Limitations
The core challenge in this study lies in the quality and comparability of the historical surveys. While we here focused on overarching trends in species richness, these trends mask a substantial turnover in species composition between surveys, which is likely at least partially the result of methodological differences. These methodological differences seem to have been most substantial for the 1983 effort, yet these can be interpreted when considering the following aspects: 1) monitoring differences, 2) weather conditions, and 3) disturbance intensity.
While the vegetation survey of Lewejohann & Lorenzen (in 1983) was conducted during the same month (July) as Sylvén’s surveys (in 1903 and 1913) and our own in 2021, the covered perimeter (20 areas in total) was much larger. As a result, they presumably had the time to survey all areas only once, therefore likely missing ruderal species that appear later in the season. Additionally, their data missed perennial species such as Trifolium pratense L., Trifolium repens L., andVicia cracca L., which were present in 1903 and 1913 and are currently very abundant along the Rallarvägen trail. Even when these ruderal species are not flowering, they are easily identified, suggesting some selectivity in documenting species during their survey. An unexpected discovery, as Lewejohann & Lorenzen set out to survey vegetation changes following the disturbance caused by the building of the E10 road, and thus should have shown particular interest in ruderal species (Lewejohann & Lorenzen 1983; Lembrechts et al. 2014). We did learn that tourism in the area declined substantially in the early 1980s due to a temporarily reduced availability of tourist accommodation during that time.

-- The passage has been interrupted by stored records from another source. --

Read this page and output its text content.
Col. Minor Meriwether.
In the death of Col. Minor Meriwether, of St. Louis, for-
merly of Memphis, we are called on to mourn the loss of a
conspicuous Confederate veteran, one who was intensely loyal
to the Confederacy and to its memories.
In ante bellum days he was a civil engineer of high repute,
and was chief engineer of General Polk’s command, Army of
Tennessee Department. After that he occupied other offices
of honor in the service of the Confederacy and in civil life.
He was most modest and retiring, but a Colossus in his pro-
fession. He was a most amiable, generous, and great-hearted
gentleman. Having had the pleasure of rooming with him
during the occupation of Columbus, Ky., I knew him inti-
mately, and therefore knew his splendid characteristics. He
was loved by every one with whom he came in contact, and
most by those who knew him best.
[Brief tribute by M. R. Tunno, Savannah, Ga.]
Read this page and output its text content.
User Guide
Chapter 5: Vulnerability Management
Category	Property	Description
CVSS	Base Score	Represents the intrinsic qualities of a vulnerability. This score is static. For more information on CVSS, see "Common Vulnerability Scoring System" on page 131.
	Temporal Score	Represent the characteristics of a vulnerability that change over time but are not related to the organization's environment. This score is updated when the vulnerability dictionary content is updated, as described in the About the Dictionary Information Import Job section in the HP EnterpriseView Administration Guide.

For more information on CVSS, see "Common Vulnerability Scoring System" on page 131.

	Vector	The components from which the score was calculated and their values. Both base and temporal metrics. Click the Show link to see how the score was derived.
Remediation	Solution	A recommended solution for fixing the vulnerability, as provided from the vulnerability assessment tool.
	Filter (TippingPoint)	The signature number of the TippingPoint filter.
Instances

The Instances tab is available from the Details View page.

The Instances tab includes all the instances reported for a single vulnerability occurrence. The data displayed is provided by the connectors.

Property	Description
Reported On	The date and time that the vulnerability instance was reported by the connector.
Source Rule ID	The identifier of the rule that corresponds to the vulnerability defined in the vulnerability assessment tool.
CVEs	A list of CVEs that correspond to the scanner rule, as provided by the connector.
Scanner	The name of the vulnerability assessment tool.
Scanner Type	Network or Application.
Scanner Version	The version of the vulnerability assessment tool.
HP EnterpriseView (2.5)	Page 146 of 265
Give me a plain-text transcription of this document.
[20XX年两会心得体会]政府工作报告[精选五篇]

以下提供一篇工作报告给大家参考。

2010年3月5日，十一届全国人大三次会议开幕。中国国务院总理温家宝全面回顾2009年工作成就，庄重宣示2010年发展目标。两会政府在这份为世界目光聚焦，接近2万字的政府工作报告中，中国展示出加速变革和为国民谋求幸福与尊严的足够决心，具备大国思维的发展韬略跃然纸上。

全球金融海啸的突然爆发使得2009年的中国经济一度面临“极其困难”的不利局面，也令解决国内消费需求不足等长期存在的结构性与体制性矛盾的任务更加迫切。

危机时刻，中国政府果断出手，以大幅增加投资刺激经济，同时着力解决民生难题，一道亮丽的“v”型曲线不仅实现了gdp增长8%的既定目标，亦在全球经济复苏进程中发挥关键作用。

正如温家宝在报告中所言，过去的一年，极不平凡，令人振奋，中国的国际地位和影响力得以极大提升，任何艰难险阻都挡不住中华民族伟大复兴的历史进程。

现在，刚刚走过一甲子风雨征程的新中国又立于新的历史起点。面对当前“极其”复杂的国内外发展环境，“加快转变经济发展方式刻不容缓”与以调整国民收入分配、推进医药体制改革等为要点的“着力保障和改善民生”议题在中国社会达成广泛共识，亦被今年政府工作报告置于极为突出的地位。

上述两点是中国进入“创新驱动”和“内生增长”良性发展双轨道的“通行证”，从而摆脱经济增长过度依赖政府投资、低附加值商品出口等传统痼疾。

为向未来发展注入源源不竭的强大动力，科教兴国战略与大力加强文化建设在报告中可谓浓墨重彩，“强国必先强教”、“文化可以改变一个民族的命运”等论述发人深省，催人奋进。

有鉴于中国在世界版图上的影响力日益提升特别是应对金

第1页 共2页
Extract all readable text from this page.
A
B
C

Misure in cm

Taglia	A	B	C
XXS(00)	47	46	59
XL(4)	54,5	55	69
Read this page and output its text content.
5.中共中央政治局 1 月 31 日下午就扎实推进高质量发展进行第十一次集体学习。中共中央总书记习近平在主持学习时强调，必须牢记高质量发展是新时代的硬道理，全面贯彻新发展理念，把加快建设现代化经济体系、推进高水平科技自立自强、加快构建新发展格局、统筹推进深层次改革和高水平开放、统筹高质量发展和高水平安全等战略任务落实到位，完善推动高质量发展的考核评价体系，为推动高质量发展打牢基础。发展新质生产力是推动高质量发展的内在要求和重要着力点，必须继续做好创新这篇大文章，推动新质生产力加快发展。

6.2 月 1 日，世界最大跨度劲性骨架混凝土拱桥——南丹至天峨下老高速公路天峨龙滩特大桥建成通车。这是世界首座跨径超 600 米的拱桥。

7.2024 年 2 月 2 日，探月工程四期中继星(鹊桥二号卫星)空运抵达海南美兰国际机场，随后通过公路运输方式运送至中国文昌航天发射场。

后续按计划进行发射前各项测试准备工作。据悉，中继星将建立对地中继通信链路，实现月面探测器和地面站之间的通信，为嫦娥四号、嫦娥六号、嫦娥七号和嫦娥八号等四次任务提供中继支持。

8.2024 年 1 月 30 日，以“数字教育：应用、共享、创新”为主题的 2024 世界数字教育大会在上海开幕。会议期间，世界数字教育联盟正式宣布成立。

Consequently, we cannot exclude a recovery period from ruderal dominance in the vegetation. Nevertheless, the train stations would have seen continuous disturbance even in those days, and we thus deem it unlikely that these common ruderals mentioned above would have disappeared entirely. We do believe that all survey locations are still comparable as the landmarks in the surveyed villages have remained the same since 1903: the train stations have always been an anchor point for the villages.
Importantly, 1983 was also an anomalous year in terms of weather conditions (supplementary Table 16). Summer temperatures were on average 1°C lower than in 1913, and summer precipitation was exceptionally high (238.8 mm). Snow cover and snowmelt timing are among the most important drivers of structuring subarctic community composition and distribution (Wipf, 2010). Depending on the thickness, snow cover insulates species from the harsh winter conditions as it decouples the soil surface temperature from the air temperature (Niittynen & Luoto, 2017). If the snow layer disappears too early, the species underneath will be exposed to the spring frost. Snowmelt timing determines the growing season length (Niittynen & Luoto, 2017; Wipf, 2010). Moderate rainfall can speed-up the snow-melting process, expediting the onset of the growing season. Heavy rainfall, on the other hand, causes earlier snowmelt, yet then subsequent cold spells could potentially kill off ruderals, or reduce the surviving species’ ability to exploit the whole growing season. Such negative effects are especially disadvantageous for annual species as they do not get the chance to adapt their physiology or morphology in similar ways to perennial plants (Li et al. 2019). While we do not have information on the spring snow cover in 1983, the anomalous precipitation value could suggest that such a scenario of early snowmelt followed by spring forest events might have happened. Annual species are rare in tundra ecosystems (Weidema, 2000), but their distribution in 1983 is rather noteworthy. Seven of 57 (about 13%) of the observed ruderal species in 1983 had an annual life cycle, which was substantially lower than in the other observational years: 54% in 1903, 49% in 1913, and 16% in 2021. Five out of those seven occurred only at Björkliden. Interestingly, this was also the subregion in 1983 that accommodated species with highest average EIV-Ts (Fig. 3). This, in addition to the observed degree of heterogeneity between the subregions in 1983 (supplementary Fig. 4), is probably caused by the timing of observation, which seems of particular importance during that summer.
Another aspect that could have contributed to the low number of ruderal observations in 1983 was the low disturbance intensity during the E10 highway building between 1976 and 1982 (Bäck & Jonasson, 1998). We found that ruderal species distributions along the Rallarvägen were in the most recent survey still clearly correlated to the railroad, rather than the E10 (Fig. 4). In contrast to the railroad construction, the E10 was not built using the Rallarvägen as a transport road, and hence its direct impact on the Rallarvägen vegetation during that time was substantially smaller. Since then, the highway facilitated easier movement in and around the area by cyclists, cars, and trucks, while parking lots now enable hikers to enter the trail at numerous locations, which were less accessible in the past (Bäck & Jonasson, 1998; Frenkel, 1977; Lembrechts et al. 2014). Nevertheless, the resulting influx of ruderals along the Rallarvägen was possibly not yet detectable in 1983. Indeed, ruderal species numbers increased again since then, yet whether this was simply methodological, disturbance, or climate related we do not know. The proportionally rising number of non-native ruderal species is potentially an indication of a delayed response, yet the above discussion should make clear that caution regarding species patterns in 1983 is warranted.